The white line is a beach, there was no splicing involved. The only manipulation involved was letting it auto adjust. When I did the auto adjust, I was quite pleased with the result because this is what I saw rather than what the camera (nikon coolpix 990) recorded. I spent quite a bit of time setting it up through the LCD and have cursed clipping reflection of the cloud at the bottom left.
My wife say the white line does something that she doesn't care for. She says I'm a stickler for keeping objects from forming lines through a photo and she can't understand why I would have here. I explained that this is one, huge salt sink/lake.
I had the image blown up and printed on a 36"x 48" canvas. Looks good in my son's entertainment room. I think it loses though in the comments dept. because of what has been mentioned about the lack of a specific subject.

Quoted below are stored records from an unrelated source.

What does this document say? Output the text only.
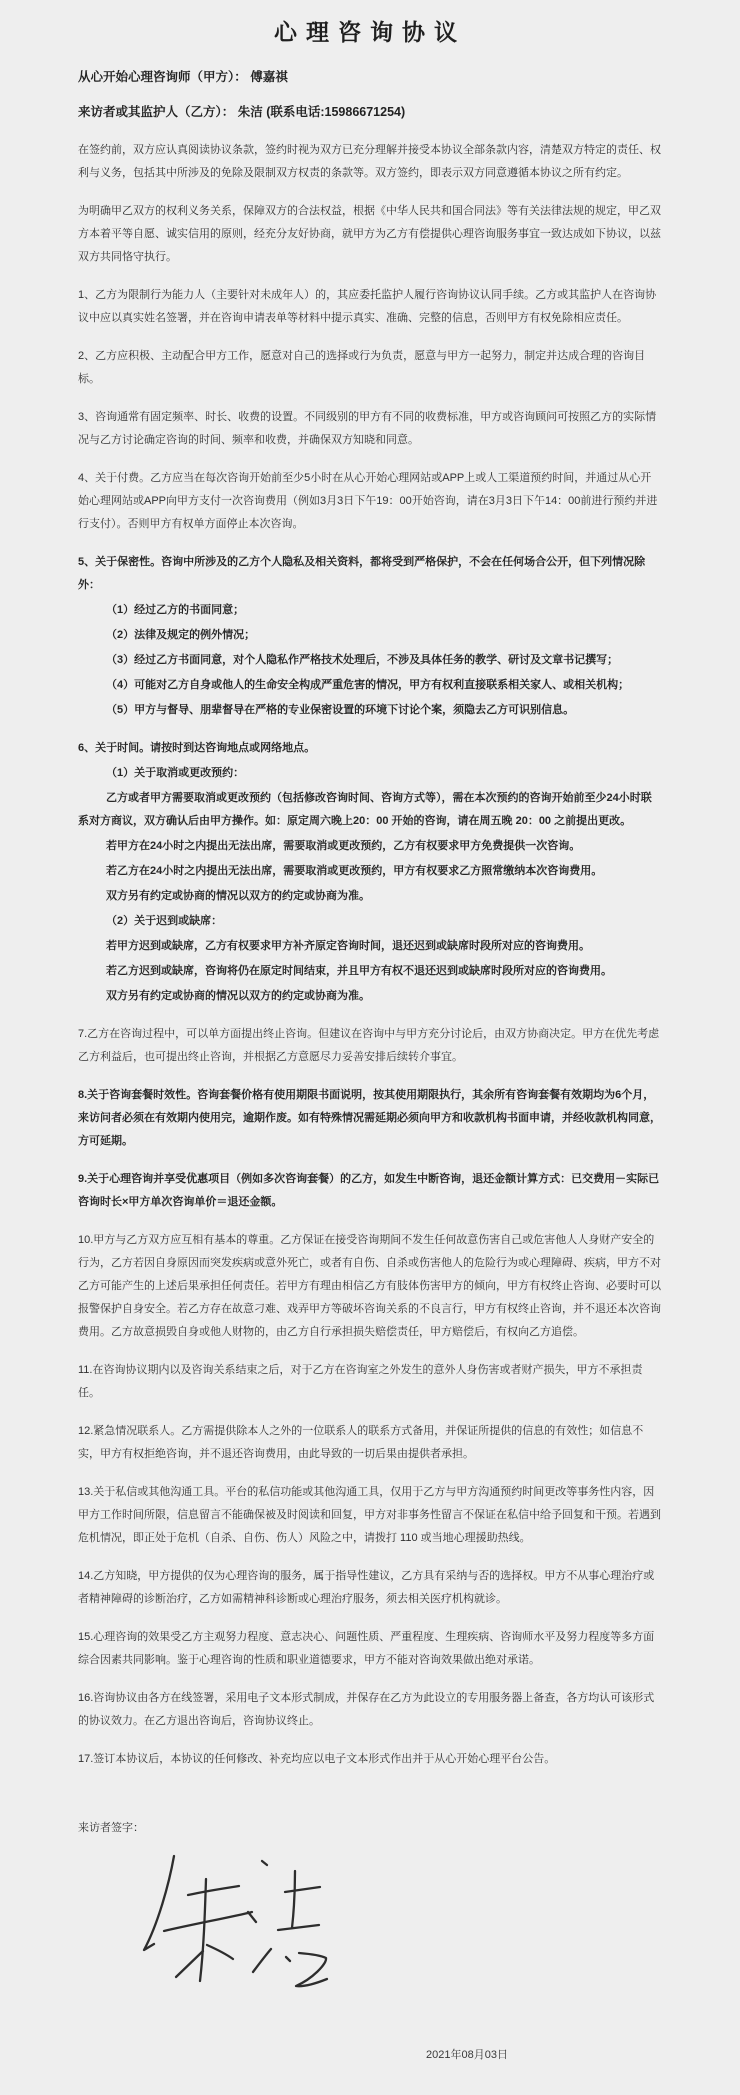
心理咨询协议
从心开始心理咨询师（甲方）： 傅嘉祺
来访者或其监护人（乙方）： 朱洁 (联系电话:15986671254)

在签约前，双方应认真阅读协议条款，签约时视为双方已充分理解并接受本协议全部条款内容，清楚双方特定的责任、权利与义务，包括其中所涉及的免除及限制双方权责的条款等。双方签约，即表示双方同意遵循本协议之所有约定。

为明确甲乙双方的权利义务关系，保障双方的合法权益，根据《中华人民共和国合同法》等有关法律法规的规定，甲乙双方本着平等自愿、诚实信用的原则，经充分友好协商，就甲方为乙方有偿提供心理咨询服务事宜一致达成如下协议，以兹双方共同恪守执行。

1、乙方为限制行为能力人（主要针对未成年人）的，其应委托监护人履行咨询协议认同手续。乙方或其监护人在咨询协议中应以真实姓名签署，并在咨询申请表单等材料中提示真实、准确、完整的信息，否则甲方有权免除相应责任。

2、乙方应积极、主动配合甲方工作，愿意对自己的选择或行为负责，愿意与甲方一起努力，制定并达成合理的咨询目标。

3、咨询通常有固定频率、时长、收费的设置。不同级别的甲方有不同的收费标准，甲方或咨询顾问可按照乙方的实际情况与乙方讨论确定咨询的时间、频率和收费，并确保双方知晓和同意。

4、关于付费。乙方应当在每次咨询开始前至少5小时在从心开始心理网站或APP上或人工渠道预约时间，并通过从心开始心理网站或APP向甲方支付一次咨询费用（例如3月3日下午19：00开始咨询，请在3月3日下午14：00前进行预约并进行支付）。否则甲方有权单方面停止本次咨询。

5、关于保密性。咨询中所涉及的乙方个人隐私及相关资料，都将受到严格保护，不会在任何场合公开，但下列情况除外：

（1）经过乙方的书面同意；

（2）法律及规定的例外情况；

（3）经过乙方书面同意，对个人隐私作严格技术处理后，不涉及具体任务的教学、研讨及文章书记撰写；

（4）可能对乙方自身或他人的生命安全构成严重危害的情况，甲方有权利直接联系相关家人、或相关机构；

（5）甲方与督导、朋辈督导在严格的专业保密设置的环境下讨论个案，须隐去乙方可识别信息。

6、关于时间。请按时到达咨询地点或网络地点。

（1）关于取消或更改预约：

乙方或者甲方需要取消或更改预约（包括修改咨询时间、咨询方式等），需在本次预约的咨询开始前至少24小时联系对方商议，双方确认后由甲方操作。如：原定周六晚上20：00 开始的咨询，请在周五晚 20：00 之前提出更改。

若甲方在24小时之内提出无法出席，需要取消或更改预约，乙方有权要求甲方免费提供一次咨询。

若乙方在24小时之内提出无法出席，需要取消或更改预约，甲方有权要求乙方照常缴纳本次咨询费用。

双方另有约定或协商的情况以双方的约定或协商为准。

（2）关于迟到或缺席：

若甲方迟到或缺席，乙方有权要求甲方补齐原定咨询时间，退还迟到或缺席时段所对应的咨询费用。

若乙方迟到或缺席，咨询将仍在原定时间结束，并且甲方有权不退还迟到或缺席时段所对应的咨询费用。

双方另有约定或协商的情况以双方的约定或协商为准。

7.乙方在咨询过程中，可以单方面提出终止咨询。但建议在咨询中与甲方充分讨论后，由双方协商决定。甲方在优先考虑乙方利益后，也可提出终止咨询，并根据乙方意愿尽力妥善安排后续转介事宜。

8.关于咨询套餐时效性。咨询套餐价格有使用期限书面说明，按其使用期限执行，其余所有咨询套餐有效期均为6个月，来访问者必须在有效期内使用完，逾期作废。如有特殊情况需延期必须向甲方和收款机构书面申请，并经收款机构同意，方可延期。

9.关于心理咨询并享受优惠项目（例如多次咨询套餐）的乙方，如发生中断咨询，退还金额计算方式：已交费用－实际已咨询时长×甲方单次咨询单价＝退还金额。

10.甲方与乙方双方应互相有基本的尊重。乙方保证在接受咨询期间不发生任何故意伤害自己或危害他人人身财产安全的行为，乙方若因自身原因而突发疾病或意外死亡，或者有自伤、自杀或伤害他人的危险行为或心理障碍、疾病，甲方不对乙方可能产生的上述后果承担任何责任。若甲方有理由相信乙方有肢体伤害甲方的倾向，甲方有权终止咨询、必要时可以报警保护自身安全。若乙方存在故意刁难、戏弄甲方等破坏咨询关系的不良言行，甲方有权终止咨询，并不退还本次咨询费用。乙方故意损毁自身或他人财物的，由乙方自行承担损失赔偿责任，甲方赔偿后，有权向乙方追偿。

11.在咨询协议期内以及咨询关系结束之后，对于乙方在咨询室之外发生的意外人身伤害或者财产损失，甲方不承担责任。

12.紧急情况联系人。乙方需提供除本人之外的一位联系人的联系方式备用，并保证所提供的信息的有效性；如信息不实，甲方有权拒绝咨询，并不退还咨询费用，由此导致的一切后果由提供者承担。

13.关于私信或其他沟通工具。平台的私信功能或其他沟通工具，仅用于乙方与甲方沟通预约时间更改等事务性内容，因甲方工作时间所限，信息留言不能确保被及时阅读和回复，甲方对非事务性留言不保证在私信中给予回复和干预。若遇到危机情况，即正处于危机（自杀、自伤、伤人）风险之中，请拨打 110 或当地心理援助热线。

14.乙方知晓，甲方提供的仅为心理咨询的服务，属于指导性建议，乙方具有采纳与否的选择权。甲方不从事心理治疗或者精神障碍的诊断治疗，乙方如需精神科诊断或心理治疗服务，须去相关医疗机构就诊。

15.心理咨询的效果受乙方主观努力程度、意志决心、问题性质、严重程度、生理疾病、咨询师水平及努力程度等多方面综合因素共同影响。鉴于心理咨询的性质和职业道德要求，甲方不能对咨询效果做出绝对承诺。

16.咨询协议由各方在线签署，采用电子文本形式制成，并保存在乙方为此设立的专用服务器上备查，各方均认可该形式的协议效力。在乙方退出咨询后，咨询协议终止。

17.签订本协议后，本协议的任何修改、补充均应以电子文本形式作出并于从心开始心理平台公告。

来访者签字：

2021年08月03日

I find I like to wander and examine all over the place on it. This is probably due to the sentimental value I had mentioned; I had been looking for a stillwater reflection shot in the desert for several years. This was the last morning of a five day trip to Death Valley National Park. From a distance I thought this was just another dry lake. I took the one shot and sat under the Mesquite trees and had lunch- no flys or bugs, just a quiet, nice lunch in the shade. Very strange, nice and memorable. It removed any semblance to objectivity I had.
I think the bottom may have a different hue, etc. because the lake is so shallow, maybe two feet at the deepest point. In fact, some of the algae/slime in the lake can be seen at the bottom right. The pure white beach is salt rather than sand. Very high quality salt in fact. About a mile or so to the south is a deteriorated evaporation facility.
This has really been a good thread and I appreciate the comments. At least now I can maybe understand what is going through my audience's heads rather than trying to smell something funny.